Across center ice, Jace chirped him after one clean loss in the circle. “Old man hand failing you?”

Noah reset, dropped in again, and beat him so hard the puck shot straight back to the defenseman waiting behind.

“Use your words,” Noah said.

Jace grinned around his mouthguard. “There he is.”

That, too, mattered. The chemistry of competition. The familiar violence of affection between men who trusted each other enough to push.

By the end of practice his undershirt clung damp beneath the gear and his hand felt like somebody had replaced the joint with hot wire. He stayed out for extra reps with the younger centers anyway, walking them through St.

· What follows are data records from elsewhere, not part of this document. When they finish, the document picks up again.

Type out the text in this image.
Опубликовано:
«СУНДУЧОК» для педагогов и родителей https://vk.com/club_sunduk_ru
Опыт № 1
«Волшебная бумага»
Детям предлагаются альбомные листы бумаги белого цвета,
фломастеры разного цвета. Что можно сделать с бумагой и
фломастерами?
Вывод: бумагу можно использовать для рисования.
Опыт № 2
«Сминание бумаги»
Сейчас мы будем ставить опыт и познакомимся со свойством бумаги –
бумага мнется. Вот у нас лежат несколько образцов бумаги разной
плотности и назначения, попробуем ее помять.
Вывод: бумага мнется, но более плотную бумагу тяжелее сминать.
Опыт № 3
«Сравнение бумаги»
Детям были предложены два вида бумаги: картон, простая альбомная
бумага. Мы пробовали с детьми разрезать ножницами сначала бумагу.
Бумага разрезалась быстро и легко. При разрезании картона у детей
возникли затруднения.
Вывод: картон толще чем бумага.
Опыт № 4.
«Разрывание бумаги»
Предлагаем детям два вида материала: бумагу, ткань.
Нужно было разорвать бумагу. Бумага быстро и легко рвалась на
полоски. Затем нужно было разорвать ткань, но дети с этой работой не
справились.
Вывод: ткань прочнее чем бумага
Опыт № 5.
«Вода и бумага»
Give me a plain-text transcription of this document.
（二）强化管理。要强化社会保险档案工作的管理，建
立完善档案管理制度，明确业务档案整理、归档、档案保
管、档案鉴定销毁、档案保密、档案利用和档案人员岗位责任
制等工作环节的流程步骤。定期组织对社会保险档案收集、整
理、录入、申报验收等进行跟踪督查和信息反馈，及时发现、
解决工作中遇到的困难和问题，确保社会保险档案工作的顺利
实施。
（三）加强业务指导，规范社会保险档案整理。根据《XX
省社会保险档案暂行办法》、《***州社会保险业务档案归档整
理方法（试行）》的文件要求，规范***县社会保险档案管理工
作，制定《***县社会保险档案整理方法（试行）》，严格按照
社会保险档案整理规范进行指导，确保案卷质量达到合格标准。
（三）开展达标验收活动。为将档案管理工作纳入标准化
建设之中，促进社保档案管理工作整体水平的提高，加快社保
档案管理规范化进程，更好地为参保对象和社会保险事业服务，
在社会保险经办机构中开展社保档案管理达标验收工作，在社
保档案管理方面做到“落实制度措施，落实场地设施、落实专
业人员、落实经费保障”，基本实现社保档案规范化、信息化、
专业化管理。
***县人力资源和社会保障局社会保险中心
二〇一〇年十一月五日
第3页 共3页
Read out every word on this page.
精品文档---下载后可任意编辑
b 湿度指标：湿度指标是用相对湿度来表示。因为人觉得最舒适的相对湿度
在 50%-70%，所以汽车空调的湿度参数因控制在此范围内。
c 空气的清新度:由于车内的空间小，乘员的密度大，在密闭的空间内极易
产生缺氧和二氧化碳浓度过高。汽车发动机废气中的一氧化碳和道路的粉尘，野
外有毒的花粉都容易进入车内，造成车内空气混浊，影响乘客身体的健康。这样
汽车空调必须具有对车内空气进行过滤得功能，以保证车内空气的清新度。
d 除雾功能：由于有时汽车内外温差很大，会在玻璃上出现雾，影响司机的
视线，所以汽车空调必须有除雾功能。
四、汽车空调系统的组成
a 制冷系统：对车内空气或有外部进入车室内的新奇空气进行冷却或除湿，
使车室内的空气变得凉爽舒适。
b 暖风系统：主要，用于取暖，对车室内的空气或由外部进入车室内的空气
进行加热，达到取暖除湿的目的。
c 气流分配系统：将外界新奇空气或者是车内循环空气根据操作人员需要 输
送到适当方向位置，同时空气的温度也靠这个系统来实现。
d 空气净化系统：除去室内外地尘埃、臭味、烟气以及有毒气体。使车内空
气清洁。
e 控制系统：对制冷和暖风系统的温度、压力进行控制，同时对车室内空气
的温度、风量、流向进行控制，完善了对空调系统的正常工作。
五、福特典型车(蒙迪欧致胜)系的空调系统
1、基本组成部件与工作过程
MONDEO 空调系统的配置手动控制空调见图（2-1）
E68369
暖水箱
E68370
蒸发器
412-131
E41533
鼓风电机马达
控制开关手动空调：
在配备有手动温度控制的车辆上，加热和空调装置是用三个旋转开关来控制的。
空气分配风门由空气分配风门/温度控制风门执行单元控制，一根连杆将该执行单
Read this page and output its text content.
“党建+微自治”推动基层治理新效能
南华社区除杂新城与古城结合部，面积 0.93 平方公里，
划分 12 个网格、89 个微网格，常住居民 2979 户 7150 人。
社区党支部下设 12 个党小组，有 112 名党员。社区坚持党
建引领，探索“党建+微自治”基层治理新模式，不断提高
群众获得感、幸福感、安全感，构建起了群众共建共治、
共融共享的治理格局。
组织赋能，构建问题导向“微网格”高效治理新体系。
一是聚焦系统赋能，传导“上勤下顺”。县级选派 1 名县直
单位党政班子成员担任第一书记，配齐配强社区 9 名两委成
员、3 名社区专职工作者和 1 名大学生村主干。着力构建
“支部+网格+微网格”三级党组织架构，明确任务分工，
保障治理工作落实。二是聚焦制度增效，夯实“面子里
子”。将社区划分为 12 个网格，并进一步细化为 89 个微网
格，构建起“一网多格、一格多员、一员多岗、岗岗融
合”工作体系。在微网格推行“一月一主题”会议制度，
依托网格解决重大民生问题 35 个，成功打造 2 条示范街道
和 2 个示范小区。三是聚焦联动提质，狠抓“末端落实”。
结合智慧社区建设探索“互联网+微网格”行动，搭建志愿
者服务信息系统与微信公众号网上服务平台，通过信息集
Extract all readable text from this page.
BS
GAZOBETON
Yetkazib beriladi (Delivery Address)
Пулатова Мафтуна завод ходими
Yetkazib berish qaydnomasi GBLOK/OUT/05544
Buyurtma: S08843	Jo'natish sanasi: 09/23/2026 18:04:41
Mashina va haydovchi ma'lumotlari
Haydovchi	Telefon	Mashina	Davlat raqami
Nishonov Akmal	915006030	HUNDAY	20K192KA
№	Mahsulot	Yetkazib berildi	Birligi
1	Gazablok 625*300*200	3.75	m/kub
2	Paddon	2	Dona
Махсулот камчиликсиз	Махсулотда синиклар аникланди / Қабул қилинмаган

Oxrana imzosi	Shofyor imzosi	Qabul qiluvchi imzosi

Brendan’s draw counters, showing leverage, stick placement, body angle.

“Don’t chase the puck with your hands,” he told one freshman, nudging the kid’s elbows into place. “Win it from your base. If they want to sell speed, make them move through you first.”

The kid nodded, breathing hard.

Noah tapped his shin pad with the blade. “Again.”

They ran it until Coach finally yelled them off.

The locker room after smelled like wet equipment, salt, and effort.

Steam curled from showers. Music played too low to be convincing.

Guys talked in pockets, not pretending now.

Real things. Class checks. Parents blowing up phones.

Hate messages. Someone’s little brother getting chirped at school because his family name matched a headline.

Noah sat at his stall and started stripping tape with his teeth because one hand wasn’t enough.

Owen dropped onto the bench beside him. “You know you don’t have to stay after every skate and save every eighteen-year-old from himself.”